==> Généralités
Le régime primaire impératif se compose de l’ensemble des règles formant le statut patrimonial de base irréductible du couple marié.
Par irréductible, il faut comprendre qu’il s’agit d’une base normative commune qui constitue le minimum d’association que doit faire naître l’union matrimoniale.
Ainsi que le relèvent des auteurs « on peut estimer qu’au même titre que les dispositions relatives aux effets personnels du mariage, les dispositions du régime primaire impératif constituent l’essence du mariage tant d’un point de vue symbolique et théorique (c’est le plus petit dénominateur commun de tous les mariages), que d’un point de vue pratique – dès lors que, le plus souvent, les effets patrimoniaux du mariage se résumeront à l’application des règles du régime primaire au quotidien bien d’avantage que celles des régimes matrimoniaux »[2].

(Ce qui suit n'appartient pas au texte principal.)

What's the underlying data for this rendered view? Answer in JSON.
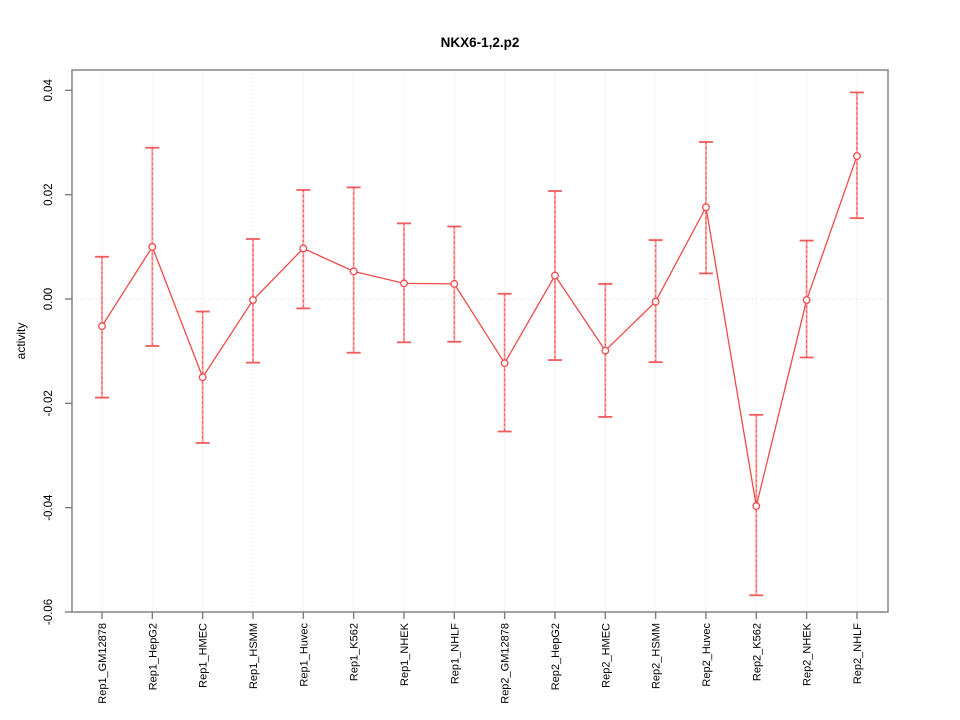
{
  "chart_data": {
    "type": "line",
    "title": "NKX6-1,2.p2",
    "xlabel": "",
    "ylabel": "activity",
    "legend": "none",
    "grid": {
      "vertical": "per-category-dotted",
      "horizontal": "zero-line-dotted"
    },
    "ylim": [
      -0.06,
      0.0439
    ],
    "yticks": [
      {
        "label": "0.04",
        "value": 0.04
      },
      {
        "label": "0.02",
        "value": 0.02
      },
      {
        "label": "0.00",
        "value": 0.0
      },
      {
        "label": "-0.02",
        "value": -0.02
      },
      {
        "label": "-0.04",
        "value": -0.04
      },
      {
        "label": "-0.06",
        "value": -0.06
      }
    ],
    "categories": [
      "Rep1_GM12878",
      "Rep1_HepG2",
      "Rep1_HMEC",
      "Rep1_HSMM",
      "Rep1_Huvec",
      "Rep1_K562",
      "Rep1_NHEK",
      "Rep1_NHLF",
      "Rep2_GM12878",
      "Rep2_HepG2",
      "Rep2_HMEC",
      "Rep2_HSMM",
      "Rep2_Huvec",
      "Rep2_K562",
      "Rep2_NHEK",
      "Rep2_NHLF"
    ],
    "series": [
      {
        "name": "activity",
        "marker": "open-circle",
        "values": [
          -0.0052,
          0.01,
          -0.015,
          -0.0002,
          0.0097,
          0.0053,
          0.003,
          0.0029,
          -0.0123,
          0.0045,
          -0.0099,
          -0.0005,
          0.0176,
          -0.0397,
          -0.0002,
          0.0274
        ],
        "error_high": [
          0.0081,
          0.029,
          -0.0024,
          0.0115,
          0.0209,
          0.0214,
          0.0145,
          0.0139,
          0.001,
          0.0207,
          0.0029,
          0.0113,
          0.0301,
          -0.0222,
          0.0112,
          0.0396
        ],
        "error_low": [
          -0.0189,
          -0.009,
          -0.0276,
          -0.0122,
          -0.0018,
          -0.0103,
          -0.0083,
          -0.0082,
          -0.0254,
          -0.0117,
          -0.0226,
          -0.0121,
          0.0049,
          -0.0568,
          -0.0112,
          0.0155
        ]
      }
    ],
    "colors": {
      "line": "#f04b4b",
      "marker_stroke": "#f04b4b",
      "marker_fill": "#ffffff",
      "error_bar_fill": "#ffa4a4",
      "error_bar_dash": "#e85252",
      "error_cap": "#f25b5b",
      "grid": "#d9d9d9",
      "box": "#8c8c8c",
      "tick": "#7d7d7d",
      "text": "#000000",
      "background": "#ffffff"
    }
  }
}
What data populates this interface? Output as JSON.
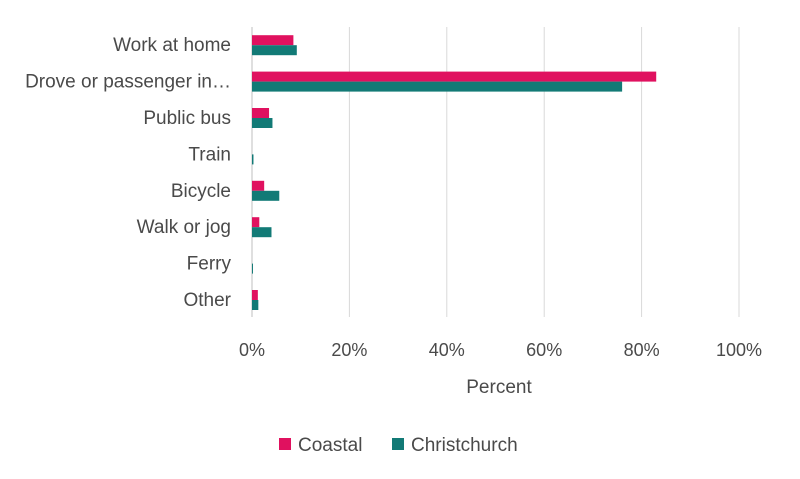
{
  "chart_data": {
    "type": "bar",
    "orientation": "horizontal",
    "categories": [
      "Work at home",
      "Drove or passenger in…",
      "Public bus",
      "Train",
      "Bicycle",
      "Walk or jog",
      "Ferry",
      "Other"
    ],
    "series": [
      {
        "name": "Coastal",
        "color": "#e0115f",
        "values": [
          8.5,
          83,
          3.5,
          0,
          2.5,
          1.5,
          0,
          1.2
        ]
      },
      {
        "name": "Christchurch",
        "color": "#127a76",
        "values": [
          9.2,
          76,
          4.2,
          0.3,
          5.6,
          4.0,
          0.2,
          1.3
        ]
      }
    ],
    "xlim": [
      0,
      100
    ],
    "x_ticks": [
      "0%",
      "20%",
      "40%",
      "60%",
      "80%",
      "100%"
    ],
    "xlabel": "Percent",
    "ylabel": "",
    "grid": "vertical",
    "legend_position": "bottom"
  }
}
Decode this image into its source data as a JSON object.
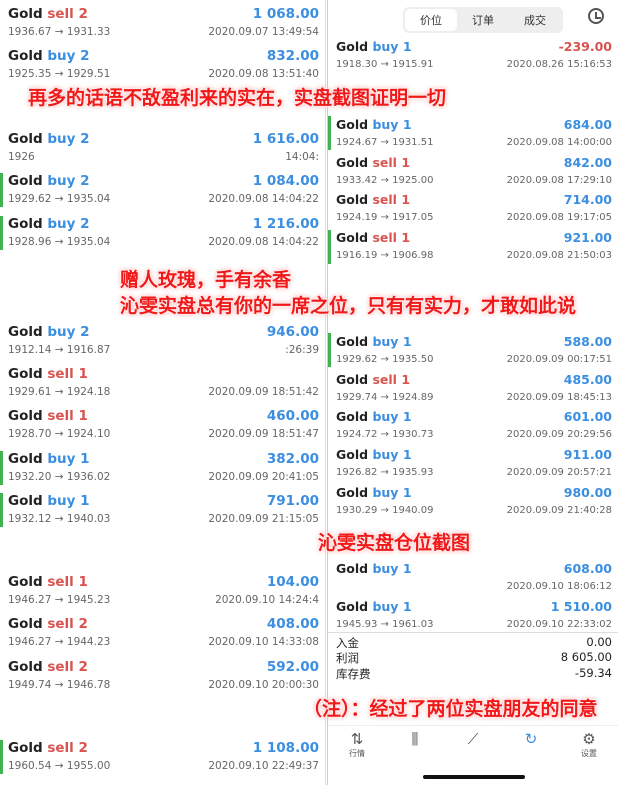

Ce régime primaire impératif est donc envisagé aux articles 212 à 226 du Code civil dans un Chapitre VI consacré aux devoirs et aux droits respectifs des époux. Ce chapitre relève d’un Titre V, intitulé « Du mariage » qui appartient au Livre 1er du Code civil dont l’objet est l’appréhension « Des personnes ».
==> Notion
La terminologie « régime primaire » est empruntée aux motifs de la loi n°65-570 du 13 juillet 1965 portant réforme des régimes matrimoniaux.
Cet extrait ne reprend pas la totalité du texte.